Déjà la prise en charge des vaccins pour ceux qui souhaitent se vacciner, une cartographie précise de l’évolution de la maladie dans le département et à envoyer à tous les agriculteurs parce qu’en fait nous on a très très peu d’infos sur ce qui se passe au jour le jour quasiment. Et en sachant ce qui se passe au jour le jour, ça permet à nous éleveurs de prendre des décisions d’élevage, c’est-à-dire de vacciner ou de ne pas vacciner, de rentrer les animaux en bergerie.

Boris Emeriau

La Chambre d’agriculture précise négocier avec les collectivités pour obtenir des aides financières pour le coût des vaccins, être en discussion avec services de l’État pour gérer cette crise sanitaire, et surveiller l’enjeu de la propagation dans un département de transhumance.
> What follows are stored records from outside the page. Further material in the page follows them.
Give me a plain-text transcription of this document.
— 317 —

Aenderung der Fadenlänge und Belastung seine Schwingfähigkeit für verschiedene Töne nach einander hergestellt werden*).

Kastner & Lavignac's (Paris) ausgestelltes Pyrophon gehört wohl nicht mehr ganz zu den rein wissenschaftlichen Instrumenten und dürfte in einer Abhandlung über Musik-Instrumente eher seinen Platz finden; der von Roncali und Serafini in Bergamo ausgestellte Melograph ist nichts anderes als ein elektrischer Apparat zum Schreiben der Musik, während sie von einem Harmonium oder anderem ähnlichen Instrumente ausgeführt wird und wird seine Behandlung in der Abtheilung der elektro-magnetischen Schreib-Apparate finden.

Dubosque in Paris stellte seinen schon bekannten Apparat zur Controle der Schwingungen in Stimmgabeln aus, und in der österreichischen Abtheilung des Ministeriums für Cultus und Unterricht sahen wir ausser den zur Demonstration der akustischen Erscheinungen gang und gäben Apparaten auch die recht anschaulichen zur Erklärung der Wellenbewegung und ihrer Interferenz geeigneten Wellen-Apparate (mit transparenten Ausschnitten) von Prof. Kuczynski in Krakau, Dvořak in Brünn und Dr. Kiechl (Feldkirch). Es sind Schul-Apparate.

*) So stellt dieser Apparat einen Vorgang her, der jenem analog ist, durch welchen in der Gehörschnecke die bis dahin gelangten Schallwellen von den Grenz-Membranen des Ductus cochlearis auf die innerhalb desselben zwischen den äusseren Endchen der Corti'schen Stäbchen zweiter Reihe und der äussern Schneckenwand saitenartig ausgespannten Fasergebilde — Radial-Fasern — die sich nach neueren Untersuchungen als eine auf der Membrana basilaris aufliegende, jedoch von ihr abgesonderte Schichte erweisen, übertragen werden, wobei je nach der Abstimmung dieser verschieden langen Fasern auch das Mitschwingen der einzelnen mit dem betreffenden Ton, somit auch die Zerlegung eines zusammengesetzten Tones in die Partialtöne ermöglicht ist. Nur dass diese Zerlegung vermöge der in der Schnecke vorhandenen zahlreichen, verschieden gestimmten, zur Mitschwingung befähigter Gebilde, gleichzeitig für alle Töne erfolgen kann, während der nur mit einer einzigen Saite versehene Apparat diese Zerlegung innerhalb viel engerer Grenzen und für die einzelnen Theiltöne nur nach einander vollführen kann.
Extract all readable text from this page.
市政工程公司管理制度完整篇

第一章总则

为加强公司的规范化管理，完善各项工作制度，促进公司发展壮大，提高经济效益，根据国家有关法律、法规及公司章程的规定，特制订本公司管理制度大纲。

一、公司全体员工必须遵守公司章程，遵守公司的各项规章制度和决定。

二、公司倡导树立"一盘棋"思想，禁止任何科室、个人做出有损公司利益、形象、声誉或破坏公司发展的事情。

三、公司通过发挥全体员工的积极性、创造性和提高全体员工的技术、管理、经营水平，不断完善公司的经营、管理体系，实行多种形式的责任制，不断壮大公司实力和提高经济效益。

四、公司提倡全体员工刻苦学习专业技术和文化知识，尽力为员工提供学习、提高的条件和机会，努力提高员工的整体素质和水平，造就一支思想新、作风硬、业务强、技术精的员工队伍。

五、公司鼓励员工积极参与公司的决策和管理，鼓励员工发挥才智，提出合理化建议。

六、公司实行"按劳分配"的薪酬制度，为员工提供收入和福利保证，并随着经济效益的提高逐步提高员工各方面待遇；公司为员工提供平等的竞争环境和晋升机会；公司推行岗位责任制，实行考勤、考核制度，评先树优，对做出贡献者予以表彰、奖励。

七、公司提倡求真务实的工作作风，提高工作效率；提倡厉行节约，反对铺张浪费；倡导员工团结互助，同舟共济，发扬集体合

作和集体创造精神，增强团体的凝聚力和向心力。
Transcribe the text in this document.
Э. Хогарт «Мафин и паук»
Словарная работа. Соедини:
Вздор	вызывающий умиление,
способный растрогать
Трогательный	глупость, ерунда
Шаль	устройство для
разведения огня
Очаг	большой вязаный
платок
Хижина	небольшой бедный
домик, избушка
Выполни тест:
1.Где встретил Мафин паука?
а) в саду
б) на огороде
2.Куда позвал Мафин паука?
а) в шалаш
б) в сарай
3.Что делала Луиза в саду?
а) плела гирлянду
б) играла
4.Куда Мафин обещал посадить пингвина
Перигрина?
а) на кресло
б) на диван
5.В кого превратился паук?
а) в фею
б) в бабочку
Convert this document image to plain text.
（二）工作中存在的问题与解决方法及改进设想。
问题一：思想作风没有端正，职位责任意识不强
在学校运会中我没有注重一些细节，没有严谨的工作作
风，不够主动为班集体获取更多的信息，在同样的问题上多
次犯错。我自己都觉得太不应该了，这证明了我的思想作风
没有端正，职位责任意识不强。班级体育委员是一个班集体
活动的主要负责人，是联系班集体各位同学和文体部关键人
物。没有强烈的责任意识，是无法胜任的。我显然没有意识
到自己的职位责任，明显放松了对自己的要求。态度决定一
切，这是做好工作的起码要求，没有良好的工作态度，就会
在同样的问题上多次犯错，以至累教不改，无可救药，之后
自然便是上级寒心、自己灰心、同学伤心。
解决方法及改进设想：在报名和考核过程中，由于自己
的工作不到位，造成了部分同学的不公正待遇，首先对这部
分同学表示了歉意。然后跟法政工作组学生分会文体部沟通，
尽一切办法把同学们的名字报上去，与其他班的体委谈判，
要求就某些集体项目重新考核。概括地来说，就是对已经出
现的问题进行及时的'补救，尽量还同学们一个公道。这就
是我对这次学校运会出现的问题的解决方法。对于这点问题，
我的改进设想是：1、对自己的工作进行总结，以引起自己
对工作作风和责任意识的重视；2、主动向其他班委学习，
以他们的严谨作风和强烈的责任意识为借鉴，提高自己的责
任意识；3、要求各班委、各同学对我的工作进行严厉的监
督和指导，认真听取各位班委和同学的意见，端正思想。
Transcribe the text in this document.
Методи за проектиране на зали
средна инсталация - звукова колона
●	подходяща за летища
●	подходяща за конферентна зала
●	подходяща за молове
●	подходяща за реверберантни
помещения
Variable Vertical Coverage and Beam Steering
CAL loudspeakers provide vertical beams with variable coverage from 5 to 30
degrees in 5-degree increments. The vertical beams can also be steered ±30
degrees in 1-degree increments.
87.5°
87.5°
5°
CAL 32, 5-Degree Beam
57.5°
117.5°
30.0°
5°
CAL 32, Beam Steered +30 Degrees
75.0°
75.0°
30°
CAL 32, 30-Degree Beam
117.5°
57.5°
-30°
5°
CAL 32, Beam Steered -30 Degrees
En effet, les troupeaux en alpage au-dessus de 1 600 m d’altitude sont pour l’instant protégés par le froid, mais pourraient redescendre avant l’automne et la disparition du moucheron.

Les Hautes-Alpes avaient déjà étaient touchées par la FCO en 2008 et 2017, rappelle Boris Emeriau. Cette année 2024 se rajoute la menace de deux autres épidémies en France, signale Eric Lions : une autre version de la fièvre catarrhale en provenance des Pays-Bas et arrivant dans le Nord-Est de l’hexagone, et la maladie hémorragique épizootique, qui colonise le côté ouest.